They bestowed a passion for politics, a love for nature and a deep interest in science, she said in a biopic released last year that was directed by her son.
“I grew up with that duality – a belief that politics can transform the world alongside an academic and scientific mindset,” reflected Sheinbaum.
Looking back, it seems only natural that she would go on to be a student protester, a climate scientist and a politician.
Sheinbaum’s values aligned with Lopez Obrador’s policies which she has pledged to continue.
She wants to assume his mantle as a defender of the state, cement public control of natural resources, as well as strengthen his welfare programs and flagship infrastructure projects. In a slight departure, she has called for a greater emphasis on renewable energy usage.
FROM PROTESTS TO POLITICS
The second of three children, Sheinbaum hails from a Jewish family, including her mother’s parents who migrated to Mexico from Bulgaria as they fled Nazi aggression in the 1930s.
Growing up in Mexico City, Sheinbaum learned to play the guitar and studied ballet, details that her critics have used to paint her as elitist and out of touch with ordinary Mexicans.
Her activism started early.
At 15, she volunteered to help groups of mothers searching for their missing children, a long-standing plight in a country with a history of raging gangland violence.
Around that time she met leading human rights activist and leftist politician Rosario Ibarra, who would later be the first woman to run for president in 1982. Sheinbaum later would go to say that her ruling left-wing MORENA party had taken on Ibarra’s struggles.
Sheinbaum became an active participant in student movements during the 1980s, joining protests against state intervention in education policies.
In 1995, she earned her doctorate in energy engineering from the National Autonomous University of Mexico. As she prepared her doctoral thesis, she spent time at the University of California at Berkeley in the United States, where she polished her fluent English.
Sheinbaum pursued a teaching and academic career in the years that followed, including a stint on the U.N.’s Intergovernmental Panel on Climate Change (IPCC), which would later share a Nobel Peace Prize with former U.S. Vice President Al Gore.
Her political career kicked off in 2000, when Lopez Obrador, then-Mexico City’s newly elected mayor, tapped her to be his environment chief. He had only recently met her, but was clear he wanted a scientist with progressive values to help deal with the megacity’s acute pollution and transportation snarls.

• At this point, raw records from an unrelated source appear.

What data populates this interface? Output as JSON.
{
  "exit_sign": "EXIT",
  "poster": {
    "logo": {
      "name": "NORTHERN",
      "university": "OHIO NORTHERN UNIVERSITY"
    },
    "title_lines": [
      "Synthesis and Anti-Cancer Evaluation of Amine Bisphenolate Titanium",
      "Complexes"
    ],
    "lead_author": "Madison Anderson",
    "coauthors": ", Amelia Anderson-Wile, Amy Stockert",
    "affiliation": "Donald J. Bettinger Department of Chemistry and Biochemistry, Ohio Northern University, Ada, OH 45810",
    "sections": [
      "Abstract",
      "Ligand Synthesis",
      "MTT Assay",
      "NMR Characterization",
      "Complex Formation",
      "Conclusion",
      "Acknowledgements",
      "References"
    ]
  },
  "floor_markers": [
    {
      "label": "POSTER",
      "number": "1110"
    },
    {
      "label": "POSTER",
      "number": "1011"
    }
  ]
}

She left City Hall to take on the role of chief spokesperson for Lopez Obrador’s first campaign for president in 2006 which he narrowly lost.
In 2015, she was elected to run Mexico City’s largest borough, Tlalpan.
In that post, she faced allegations of poor management after a 2017 earthquake caused the collapse of an elementary school, killing 19 children. The school had only recently been expanded with an extra floor.
But that did not stop her from notching up a historic election victory as the capital’s first woman mayor in 2018, the same year that Lopez Obrador’s third run for the presidency proved successful in a landslide win.
During her tenure, she won plaudits for improving security with the capital’s murder rate falling 50%.
But she was also criticized for a 2021 subway accident that left 26 dead, an incident that was later blamed in part on insufficient safety inspections and deferred maintenance on her watch. Sheinbaum denied maintenance was to blame.